Não somos pagãos. O corpo é santo para nós. Beijamos o corpo do defunto, e ele não é um simples cadáver. Se o homem vive em Igreja, se ele comunga, seu corpo se santifica. É um objeto santo que não se queima como bichos. Os budistas o fazem, segundo sua crença e a concepção do mundo é uma norma. Eles pensam que toda a vida é uma ilusão.

A morte é uma passagem à eternidade e este acontecimento é muito importante para o homem. Os próximos do defunto também mudam, eles repensam suas vidas.

Cremar é uma barbaridade, eu penso. Existe espaço suficiente para enterrar os defuntos.

Como mudar a situação e fazer retornar o mundo puro?

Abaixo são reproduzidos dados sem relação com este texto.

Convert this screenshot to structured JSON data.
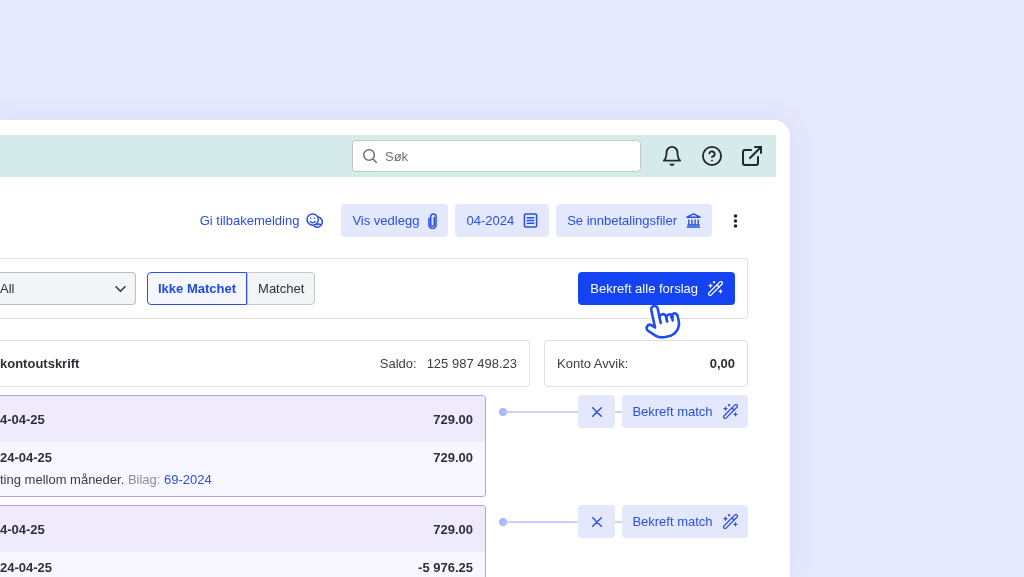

Restabelecer o ícone; e o homem é um ícone, possível pela penitência, pelo trabalho interior. Para isto, é necessário abrir os olhos, abrir seu coração e ver que Deus está próximo de nós. O homem vive na solidão, as pessoas se encontram por trás das paredes que elas próprias construíram. E se o homem abre seus olhos e se ele vê Deus em seu próximo, em sua vida e em si mesmo, talvez tudo mude, o mundo inteiro mudará porque para um puro tudo é puro.